One of the biggest challenges in software engineering (as opposed to other methodologies, like Agile) is to accept that your own skull is limited. That you can grasp around 10+-5 things, and that's it. You either have to zoom in or out, hiding details, you have to turn the cube, or do something in general.
I'm yet to find an application which was started designed as a single, huge class diagram and didn't contain serious design errors, visible just by looking at the diagram for 10 minutes, or - more usually - looking at the changelogs, where serious changes were had to be made.
I usually tell people to draw the data flows for each of the use cases first: what data comes in, what data goes out, what data is needed in order to get the results. Then ask what kind of pain points there can be for each step.
Shooting a big family portrait of persistent classes - this is rather limited. Of course, you should collect the classes needed to be persisted over these flow diagrams, but perhaps it's better if a tool does it for you.

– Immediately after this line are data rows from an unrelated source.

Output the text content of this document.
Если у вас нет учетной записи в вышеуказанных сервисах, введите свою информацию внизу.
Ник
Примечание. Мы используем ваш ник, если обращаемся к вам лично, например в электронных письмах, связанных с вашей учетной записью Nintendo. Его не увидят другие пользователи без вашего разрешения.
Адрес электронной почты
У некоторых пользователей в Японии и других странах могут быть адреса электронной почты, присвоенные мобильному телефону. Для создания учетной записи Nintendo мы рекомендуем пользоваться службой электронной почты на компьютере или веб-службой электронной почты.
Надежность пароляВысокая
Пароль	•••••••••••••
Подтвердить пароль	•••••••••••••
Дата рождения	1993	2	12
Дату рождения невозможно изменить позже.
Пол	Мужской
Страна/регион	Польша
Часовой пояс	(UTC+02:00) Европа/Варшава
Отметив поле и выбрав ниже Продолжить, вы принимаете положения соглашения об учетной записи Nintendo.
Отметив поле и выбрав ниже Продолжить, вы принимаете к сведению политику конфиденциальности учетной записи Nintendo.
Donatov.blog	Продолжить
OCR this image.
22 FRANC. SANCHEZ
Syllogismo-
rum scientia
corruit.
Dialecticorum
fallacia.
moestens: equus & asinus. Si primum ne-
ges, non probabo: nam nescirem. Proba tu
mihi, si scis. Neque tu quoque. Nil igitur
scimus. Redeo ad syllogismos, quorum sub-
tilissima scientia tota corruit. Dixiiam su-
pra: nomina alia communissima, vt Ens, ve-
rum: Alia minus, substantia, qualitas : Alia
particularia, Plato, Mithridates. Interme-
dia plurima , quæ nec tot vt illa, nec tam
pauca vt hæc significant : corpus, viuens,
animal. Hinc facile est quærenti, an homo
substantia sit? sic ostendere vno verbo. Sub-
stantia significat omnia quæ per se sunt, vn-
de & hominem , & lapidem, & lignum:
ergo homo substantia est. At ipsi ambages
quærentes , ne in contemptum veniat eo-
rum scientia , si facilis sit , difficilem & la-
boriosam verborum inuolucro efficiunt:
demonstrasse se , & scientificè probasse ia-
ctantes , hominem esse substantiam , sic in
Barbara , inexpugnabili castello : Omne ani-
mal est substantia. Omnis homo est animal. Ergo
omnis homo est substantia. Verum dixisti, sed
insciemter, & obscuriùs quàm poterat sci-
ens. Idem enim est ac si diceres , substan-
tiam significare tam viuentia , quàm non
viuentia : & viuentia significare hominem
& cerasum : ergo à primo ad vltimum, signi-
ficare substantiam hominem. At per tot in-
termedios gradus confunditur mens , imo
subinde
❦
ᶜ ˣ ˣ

Design is not about how to solve a particular implementation. Deal with that later. First,find out, what kind of classes you need. An UML class is an abstract construct: it might not even translate for Java classes ever. An UML class is just a saying: "well, we will have things which have these meaningful features from our current viewpoint". A Java class is a way to tell the machine how to allocate memory and for what purpose.
Once UML tells you what you need, then, only then you can start thinking about how to realize this.
And yes, use Domain-Driven Design (the blue book with the same title is quite nice).
(And I know I'll be blamed by the Agile guys that I'm not Agile enough, but let's not deal with this, we're talking about UML. Most of the guys who do Agile never really understood UML, and they don't want to care about this question I hope.)